Five Things to Remember Under Phase 2 of New York’s OnBoard Limited Release

Phase 2 of OnBoard Limited Release (OBLR) begins on Monday, April 4. As part of Phase 2, the Board will be introducing a new durable medical equipment (DME) fee schedule and introducing new requirements for submitting prior authorization requests (PARs) for DME.

Here are some things to keep in mind:

  1. The old DME reimbursement formula will no longer apply.
    Previously, the Board had adopted the NYS Medicaid fee schedule, with some exceptions.

    As of April 4, this will no longer be the case. Instead, the Board will be utilizing its own fee schedule that includes maximum rental and purchase prices as well as a “PAR REQUIRED” column to indicate those listed items that require prior authorization.
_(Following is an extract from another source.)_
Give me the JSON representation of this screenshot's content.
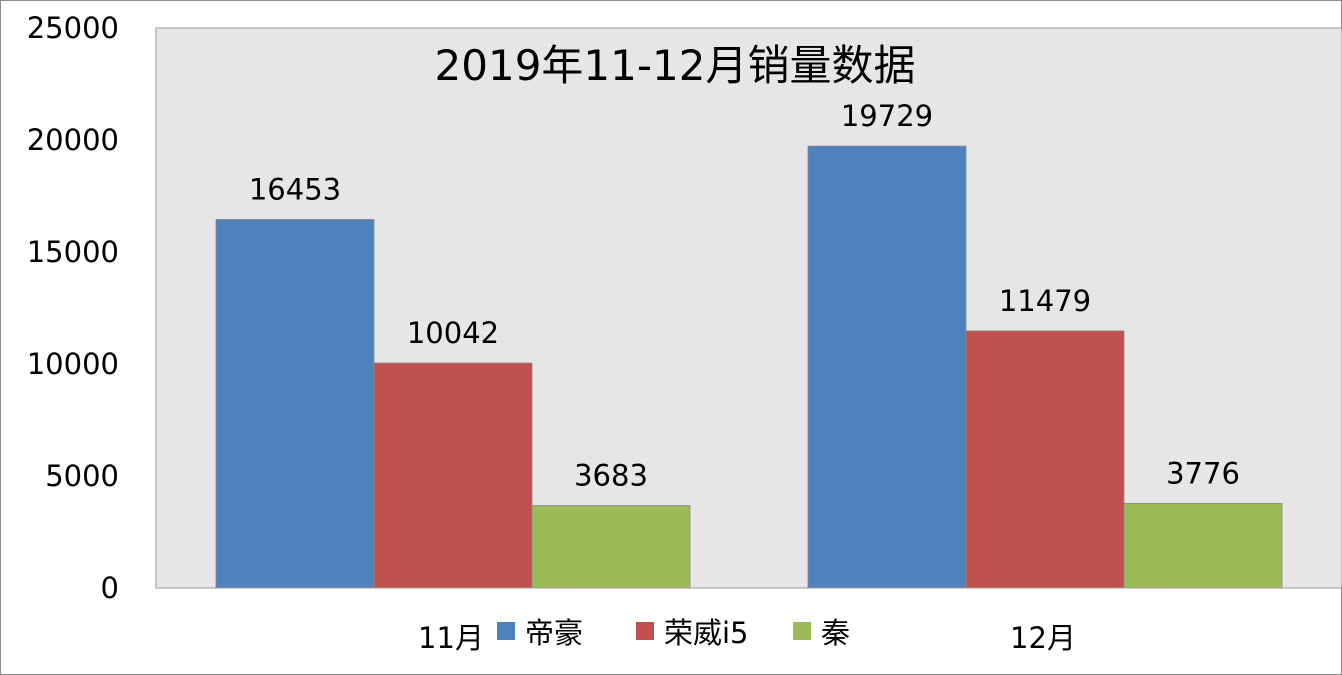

    The Board recently adopted amendments to its DME fee schedule regulations that require the Board to update the fee schedule annually; however, the amendments also notes that newly added items will not have an associated fee.

    This means that those newly added items will require prior authorization – and that providers will need to include a price in the PAR submission.

  2. OnBoard is replacing paper forms used to request prior authorization (at least for DME).
    New York has several paper forms that have been used to request prior authorization for different services (MG-1, MG-2, C4-AUTH).

    While these forms technically haven’t gone away yet (that won’t happen until Phase 3 of OBLR in May), they cannot be used to request prior authorization for anything that requires online submission of a PAR via OnBoard.

    Once the new DME fee schedule goes into effect on April 4, providers will have to access OnBoard and submit a PAR for any DME item that is not listed on the fee schedule or that is listed as “PAR Required.”

  3. Doctors will need to have some idea of what the DME item costs, unless it’s priced in the fee schedule.
    Requesting providers often don’t know how much an item costs; that’s usually an issue to be resolved between the medical supplier and the payer.

    Under the new system, there will be a two-fold approach.

    — If the fee schedule sets a price: the supplier cannot bill above fee schedule.
    — If the fee schedule doesn’t set a price: the requesting provider is expected to provide one for the payer to approve.

    In other words, if you’re a physician who is trying to get authorization for DME, *you* will be expected to provide a price unless one is already provided in the fee schedule.

  4. For some DME, payers will need to reduce price prospectively rather than retrospectively.
    Under the new regulations, it’s fairly easy to waive an objection without meaning to do so.

    The regulations prohibit objections to payment for treatment if the payer previously had an opportunity to raise that objection as part of a PAR denial or partial approval, but failed to do so.

    DME PARs can present an interesting challenge here, because they are the only form of PAR in which the payer may be expected to raise objections to price. If the fee schedule doesn’t provide a price, there will be a price included in the PAR.  It will then be the responsible of the payer (or rather, their reviewers) to either approve that price, or to offer an alternative.

    The Board has also introduced a requirement that any reviewer wishing to approve a PAR at a lower price must list at least two vendors who can provide the item at the lower price, and those vendors must meet certain proximity/delivery requirements.

    This introduces an element that reviewing physicians are not going to be familiar with.  Reviewing physicians are trained to apply treatment guidelines – not to look for the cheapest DME vendors in a 5 mile radius.

    This means that adjusters will likely want to ensure that the alternative pricing is on-hand before a PAR reaches level 2.

  5. Mistakes can lead to penalties.
    The Board’s new DME prior authorization regulation (12 NYCRR 442.4) mentions penalties in six different places.

    Under the new process, payers will have only four calendar days to review a request.  During that time, they’ll have to evaluate compensability/relatedness issues, complete a medical review (and a second review, in the case of a denial or partial approval), and (where the PAR includes a requested price) compare the requested price to prices offered by other vendors that meet the proximity/delivery criteria.

    Essentially, the payer will have four calendar days to evaluate and raise any objection to compensability, relatedness, medical necessity, or price.

    Failure to respond in time could result in penalties (and approval of the PAR by Order of the Chair).  Failing to raise an objection in the PAR response – and then trying to raise it later –could result in penalties.  Failing to notify the injured worker of the PAR outcome could result in penalties.

In short, the new DME PAR process will require effective communication between adjusters, reviewers, and DME vendors/networks to ensure that requests are approved on time, at the right price, and without risk of penalty.